The configuration of those services is not standardized. If you intend to use an LSB script with High Availability, make sure that you understand how the relevant script is configured. You can often find information about this in the documentation of the relevant package in /usr/share/doc/packages/PACKAGENAME.

systemd

Pacemaker can manage systemd services if they are present. Instead of init scripts, systemd has unit files. Generally, the services (or unit files) are provided by the operating system. In case you want to convert existing init scripts, find more information at https://0pointer.de/blog/projects/systemd-for-admins-3.html.

Service

There are currently many types of system services that exist in parallel: LSB (belonging to System V init), systemd and (in some distributions) upstart. Therefore, Pacemaker supports a special alias that figures out which one applies to a given cluster node. This is particularly useful when the cluster contains a mix of systemd, upstart and LSB services. Pacemaker tries to find the named service in the following order: as an LSB (SYS-V) init script, a systemd unit file or an Upstart job.

Nagios

Monitoring plug-ins (formerly called Nagios plug-ins) allow to monitor services on remote hosts. Pacemaker can do remote monitoring with the monitoring plug-ins if they are present. For detailed information, see Section 13.1, “Monitoring services on remote hosts with monitoring plug-ins”.
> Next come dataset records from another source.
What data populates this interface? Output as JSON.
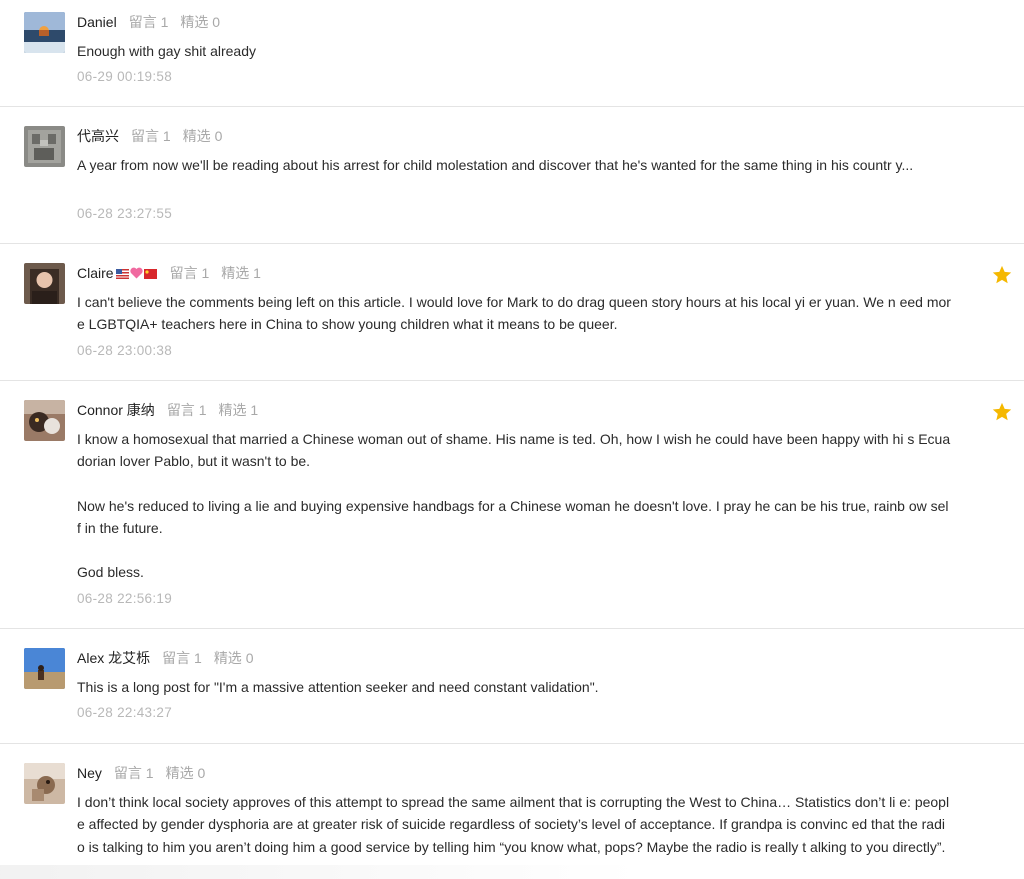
{
  "comments": [
    {
      "author": "Daniel",
      "author_flags": [],
      "reply_label": "留言 1",
      "featured_label": "精选 0",
      "paragraphs": [
        "Enough with gay shit already"
      ],
      "time": "06-29 00:19:58",
      "starred": false,
      "avatar_icon": "sea-sunset-avatar-icon"
    },
    {
      "author": "代高兴",
      "author_flags": [],
      "reply_label": "留言 1",
      "featured_label": "精选 0",
      "paragraphs": [
        "A year from now we'll be reading about his arrest for child molestation and discover that he's wanted for the same thing in his countr y..."
      ],
      "time": "06-28 23:27:55",
      "starred": false,
      "avatar_icon": "stone-carving-avatar-icon"
    },
    {
      "author": "Claire",
      "author_flags": [
        "us-flag-icon",
        "heart-icon",
        "china-flag-icon"
      ],
      "reply_label": "留言 1",
      "featured_label": "精选 1",
      "paragraphs": [
        "I can't believe the comments being left on this article. I would love for Mark to do drag queen story hours at his local yi er yuan. We n eed more LGBTQIA+ teachers here in China to show young children what it means to be queer."
      ],
      "time": "06-28 23:00:38",
      "starred": true,
      "avatar_icon": "portrait-avatar-icon"
    },
    {
      "author": "Connor 康纳",
      "author_flags": [],
      "reply_label": "留言 1",
      "featured_label": "精选 1",
      "paragraphs": [
        "I know a homosexual that married a Chinese woman out of shame. His name is ted. Oh, how I wish he could have been happy with hi s Ecuadorian lover Pablo, but it wasn't to be.",
        "Now he's reduced to living a lie and buying expensive handbags for a Chinese woman he doesn't love. I pray he can be his true, rainb ow self in the future.",
        "God bless."
      ],
      "time": "06-28 22:56:19",
      "starred": true,
      "avatar_icon": "cat-avatar-icon"
    },
    {
      "author": "Alex 龙艾栎",
      "author_flags": [],
      "reply_label": "留言 1",
      "featured_label": "精选 0",
      "paragraphs": [
        "This is a long post for \"I'm a massive attention seeker and need constant validation\"."
      ],
      "time": "06-28 22:43:27",
      "starred": false,
      "avatar_icon": "desert-sky-avatar-icon"
    },
    {
      "author": "Ney",
      "author_flags": [],
      "reply_label": "留言 1",
      "featured_label": "精选 0",
      "paragraphs": [
        "I don’t think local society approves of this attempt to spread the same ailment that is corrupting the West to China… Statistics don’t li e: people affected by gender dysphoria are at greater risk of suicide regardless of society’s level of acceptance. If grandpa is convinc ed that the radio is talking to him you aren’t doing him a good service by telling him “you know what, pops? Maybe the radio is really t alking to you directly”."
      ],
      "time": "",
      "starred": false,
      "avatar_icon": "animal-photo-avatar-icon"
    }
  ],
  "colors": {
    "accent_star": "#f5b800",
    "meta_gray": "#a8a8a8",
    "time_gray": "#b8b8b8",
    "divider": "#e4e4e4"
  }
}
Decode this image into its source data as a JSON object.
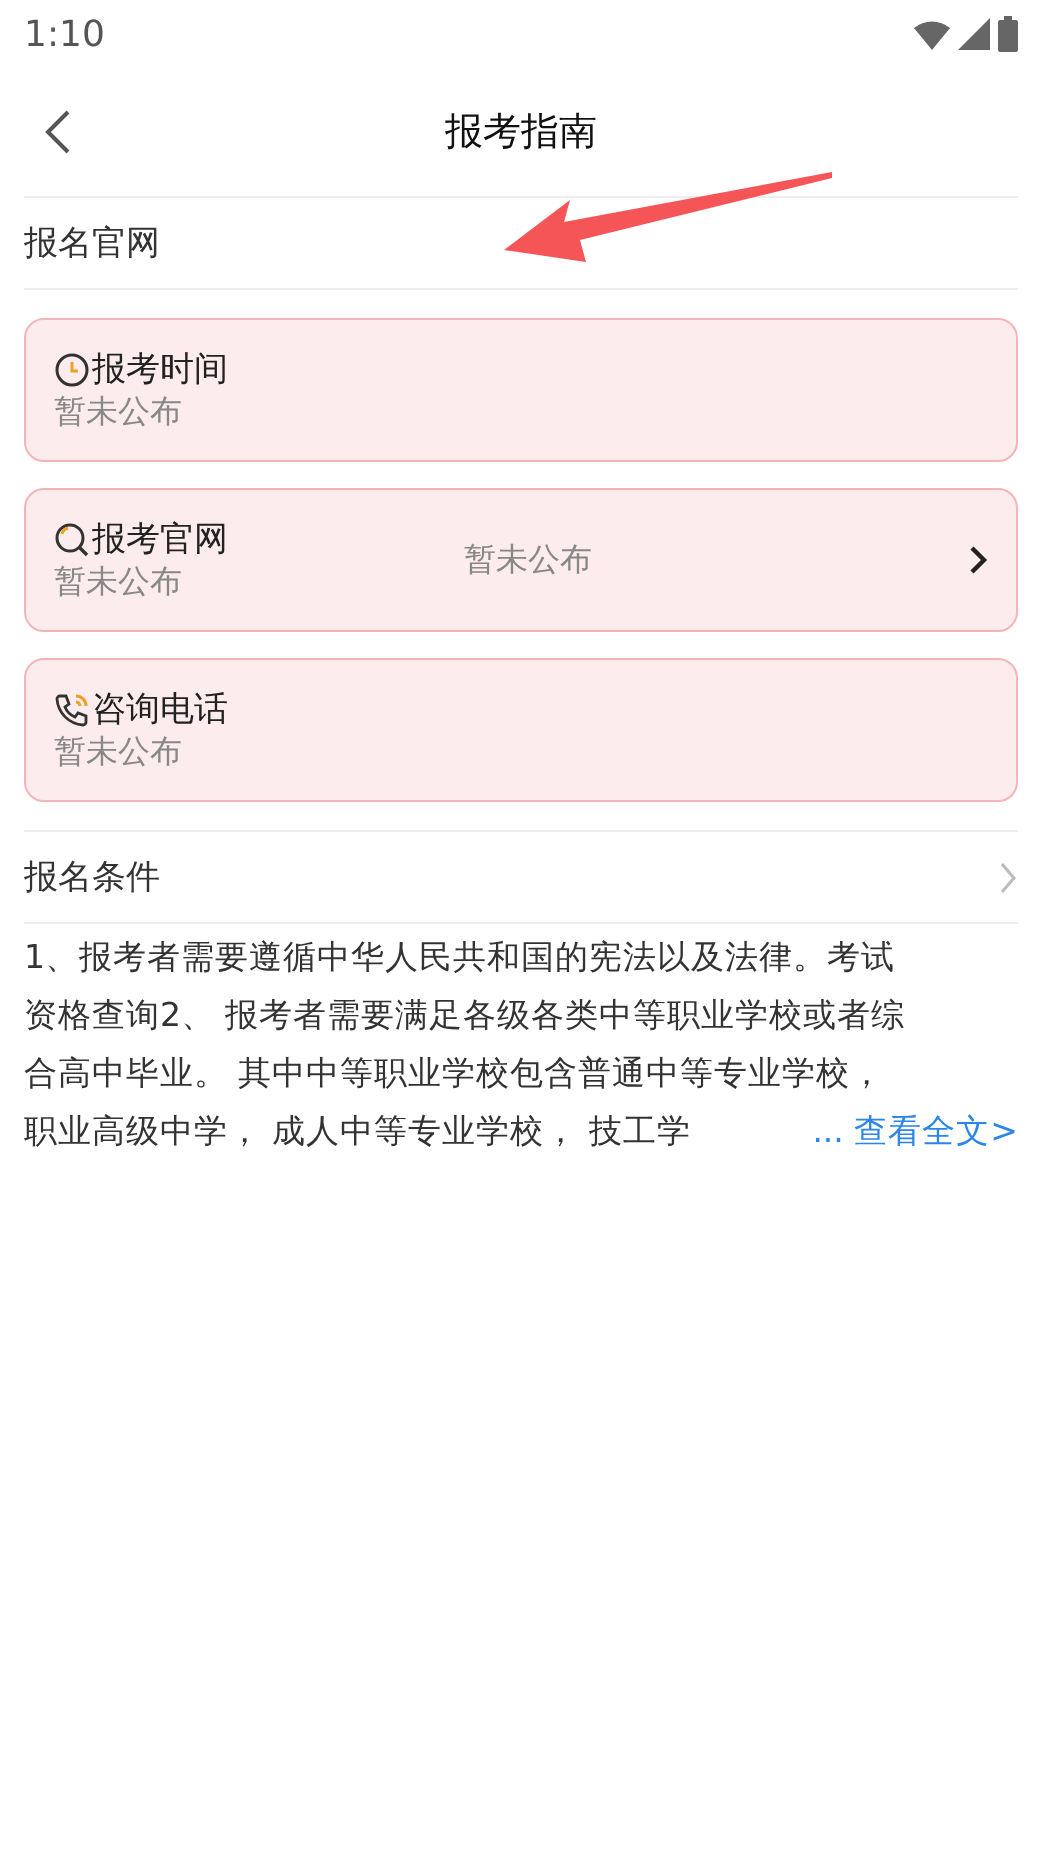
{
  "status_bar": {
    "time": "1:10"
  },
  "header": {
    "title": "报考指南"
  },
  "section_1": {
    "title": "报名官网"
  },
  "cards": [
    {
      "kind": "plain",
      "title": "报考时间",
      "value": "暂未公布"
    },
    {
      "kind": "link",
      "title": "报考官网",
      "value": "暂未公布",
      "middle": "暂未公布"
    },
    {
      "kind": "plain",
      "title": "咨询电话",
      "value": "暂未公布"
    }
  ],
  "section_2": {
    "title": "报名条件"
  },
  "conditions": {
    "lines": [
      "1、报考者需要遵循中华人民共和国的宪法以及法律。考试",
      "资格查询2、 报考者需要满足各级各类中等职业学校或者综",
      "合高中毕业。 其中中等职业学校包含普通中等专业学校，",
      "职业高级中学， 成人中等专业学校， 技工学"
    ],
    "more": "... 查看全文>"
  }
}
STONITH (fencing) resource agents

This class is used exclusively for fencing related resources. For more information, see Chapter 16, Fencing and STONITH.
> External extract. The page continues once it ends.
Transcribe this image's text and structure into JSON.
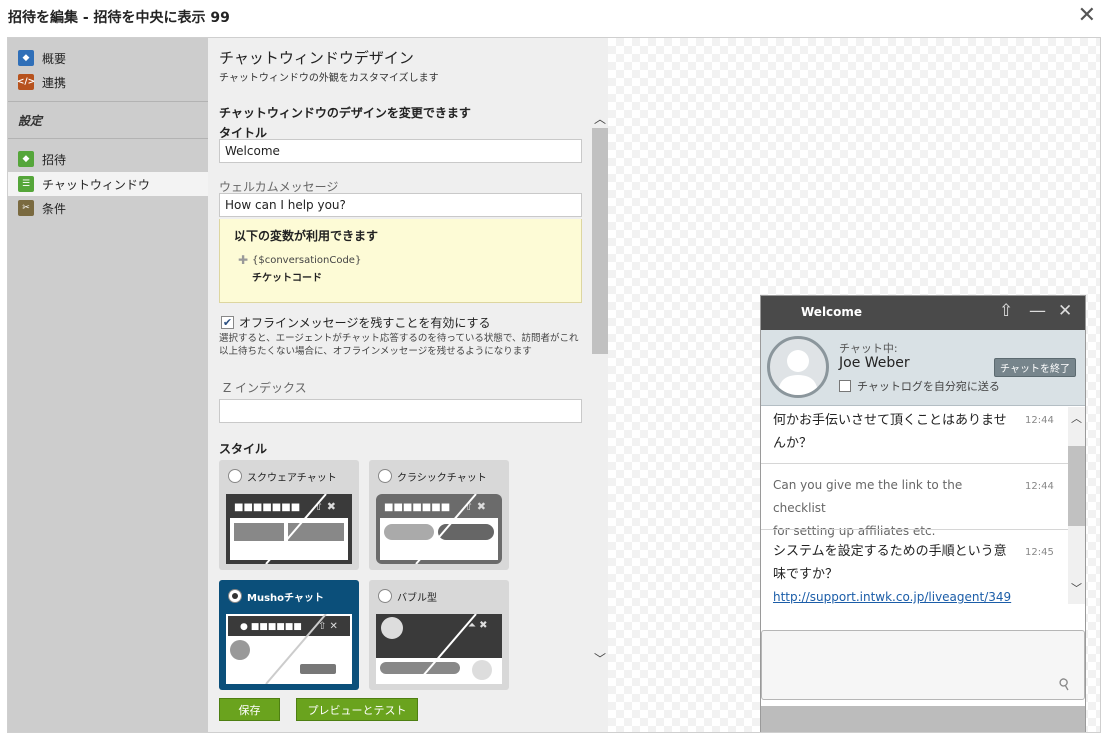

The agents supplied with SUSE Linux Enterprise High Availability are written to OCF specifications.

10.3 Timeout values

Timeouts values for resources can be influenced by the following parameters:

  • op_defaults (global timeout for operations),

  • a specific timeout value defined in a resource template,

  • a specific timeout value defined for a resource.

Note
Note: Priority of values

If a specific value is defined for a resource, it takes precedence over the global default. A specific value for a resource also takes precedence over a value that is defined in a resource template.

Getting timeout values right is very important. Setting them too low results in a lot of (unnecessary) fencing operations for the following reasons:

  1. If a resource runs into a timeout, it fails and the cluster tries to stop it.

  2. If stopping the resource also fails (for example, because the timeout for stopping is set too low), the cluster fences the node. It considers the node where this happens to be out of control.

You can adjust the global default for operations and set any specific timeout values with both crmsh and Hawk2. The best practice for determining and setting timeout values is as follows:

Procedure 10.1: Determining timeout values
  1. Check how long it takes your resources to start and stop (under load).

  2. If needed, add the op_defaults parameter and set the (default) timeout value accordingly:

    1. For example, set op_defaults to 60 seconds:

      crm(live)configure# op_defaults timeout=60
    2. For resources that need longer periods of time, define individual timeout values.

  3. When configuring operations for a resource, add separate start and stop operations. When configuring operations with Hawk2, it provides useful timeout proposals for those operations.

10.4 Creating primitive resources

Before you can use a resource in the cluster, it must be set up. For example, to use an Apache server as a cluster resource, set up the Apache server first and complete the Apache configuration before starting the respective resource in your cluster.

If a resource has specific environment requirements, make sure they are present and identical on all cluster nodes. This kind of configuration is not managed by SUSE Linux Enterprise High Availability. You must do this yourself.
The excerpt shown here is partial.